Sur d'autres points, les tentatives d'innovation échouent devant les nobles préjugés de l'époque ; impossible d'empêcher les maréchaux de France d'aller essuyer le feu de l'ennemi, en tête des premiers bataillons, les colonels de les suivre la pique sur l'épaule, six pas en avant de leurs officiers, et tous les officiers en ligne, de marcher devant les soldats. C'est là un point d'honneur qu'on n'ose discuter encore. Des difficultés matérielles, inhérentes au temps, s'opposent à certains progrès. Le général communique difficilement avec ses régiments, sans cesse, en campagne, il les égare ; il espère les retrouver, mais il ne sait plus où ils sont ; le ministre n'a pas moins de peine à maintenir ses relations avec les généraux ; en 1635, on ne peut avoir des nouvelles de Hollande que par mer, parce que les garnisons de la frontière tuent tous les Français qu'elles rencontrent.
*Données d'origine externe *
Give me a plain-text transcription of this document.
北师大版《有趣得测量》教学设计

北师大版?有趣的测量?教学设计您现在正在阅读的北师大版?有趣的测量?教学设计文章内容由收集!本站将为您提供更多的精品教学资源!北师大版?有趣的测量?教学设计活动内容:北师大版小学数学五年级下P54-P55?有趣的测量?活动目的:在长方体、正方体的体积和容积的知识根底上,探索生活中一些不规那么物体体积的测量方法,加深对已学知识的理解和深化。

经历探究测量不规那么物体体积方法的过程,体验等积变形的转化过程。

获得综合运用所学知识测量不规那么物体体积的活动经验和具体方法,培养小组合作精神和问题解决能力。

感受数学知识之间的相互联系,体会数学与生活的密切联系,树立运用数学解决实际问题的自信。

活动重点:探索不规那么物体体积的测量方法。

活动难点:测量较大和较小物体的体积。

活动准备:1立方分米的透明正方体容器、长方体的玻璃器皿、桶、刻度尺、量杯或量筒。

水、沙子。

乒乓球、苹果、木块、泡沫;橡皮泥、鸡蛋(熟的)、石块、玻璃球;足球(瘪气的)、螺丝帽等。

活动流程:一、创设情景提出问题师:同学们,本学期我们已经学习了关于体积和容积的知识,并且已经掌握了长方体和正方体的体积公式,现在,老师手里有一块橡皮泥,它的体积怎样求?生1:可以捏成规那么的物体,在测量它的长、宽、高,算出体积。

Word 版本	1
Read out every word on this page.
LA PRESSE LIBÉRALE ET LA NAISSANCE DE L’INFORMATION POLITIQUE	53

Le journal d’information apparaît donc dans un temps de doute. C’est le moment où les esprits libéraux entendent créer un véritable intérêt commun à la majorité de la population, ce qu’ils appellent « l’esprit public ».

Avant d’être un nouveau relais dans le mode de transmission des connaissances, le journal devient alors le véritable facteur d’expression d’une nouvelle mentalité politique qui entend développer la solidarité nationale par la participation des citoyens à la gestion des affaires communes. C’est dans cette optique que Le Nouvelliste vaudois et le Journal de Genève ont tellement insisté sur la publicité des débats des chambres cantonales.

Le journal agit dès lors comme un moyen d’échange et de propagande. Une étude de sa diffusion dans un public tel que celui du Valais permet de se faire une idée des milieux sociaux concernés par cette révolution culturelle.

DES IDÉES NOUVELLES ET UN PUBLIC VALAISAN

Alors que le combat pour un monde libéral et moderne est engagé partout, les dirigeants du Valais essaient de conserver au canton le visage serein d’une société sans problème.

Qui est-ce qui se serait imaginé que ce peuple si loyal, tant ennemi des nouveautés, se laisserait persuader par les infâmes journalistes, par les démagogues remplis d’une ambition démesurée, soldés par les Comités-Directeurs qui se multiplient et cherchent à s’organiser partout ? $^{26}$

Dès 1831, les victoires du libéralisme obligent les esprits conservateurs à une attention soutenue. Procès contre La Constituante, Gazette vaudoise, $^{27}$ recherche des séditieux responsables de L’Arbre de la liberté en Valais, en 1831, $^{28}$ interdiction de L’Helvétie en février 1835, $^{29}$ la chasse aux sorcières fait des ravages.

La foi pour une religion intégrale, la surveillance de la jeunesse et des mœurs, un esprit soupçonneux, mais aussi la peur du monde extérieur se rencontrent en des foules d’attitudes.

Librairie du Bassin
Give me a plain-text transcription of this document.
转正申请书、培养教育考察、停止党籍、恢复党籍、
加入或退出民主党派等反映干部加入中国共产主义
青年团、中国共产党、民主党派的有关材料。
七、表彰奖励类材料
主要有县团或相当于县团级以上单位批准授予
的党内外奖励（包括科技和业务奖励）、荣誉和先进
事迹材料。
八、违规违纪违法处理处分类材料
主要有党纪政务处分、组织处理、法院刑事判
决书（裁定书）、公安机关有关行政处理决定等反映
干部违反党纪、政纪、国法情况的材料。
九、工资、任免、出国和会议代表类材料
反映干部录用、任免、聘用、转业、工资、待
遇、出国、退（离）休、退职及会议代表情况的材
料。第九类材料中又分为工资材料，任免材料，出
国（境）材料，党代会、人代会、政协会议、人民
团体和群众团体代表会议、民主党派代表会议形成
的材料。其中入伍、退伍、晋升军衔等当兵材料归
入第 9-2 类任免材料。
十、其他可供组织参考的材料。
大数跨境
Rien d'étonnant à cela, tant les lois de la guerre étaient cruelles. La fortune, la vie des vaincus appartenaient au vainqueur. Louis XIII, prévoyant sa prochaine rupture avec le roi d'Espagne, confisque tous les biens des Espagnols en France ; et sans doute Philippe IV agissait de même dans ses États. Après la prise d'une ville, on dépouille souvent de leurs biens les bourgeois qui y demeuraient ; surtout lorsque la capitulation ne comprenait que les soldats, et laissait à la population civile le soin de se tirer d'affaire. Quand Richelieu mit la main sur la Lorraine, il la traita avec une rigueur qui dépasse de beaucoup les procédés récemment employés par l'Allemagne. Il obligea les principaux gentilshommes du pays à venir demeurer en France, dans les villes qui leur seraient prescrites. Les parents dont les enfants servaient contre le Roi, prétendaient ne pouvoir les en empêcher, il leur enjoignit de les faire revenir, sous peine de confiscation de leurs personnes et de leurs biens.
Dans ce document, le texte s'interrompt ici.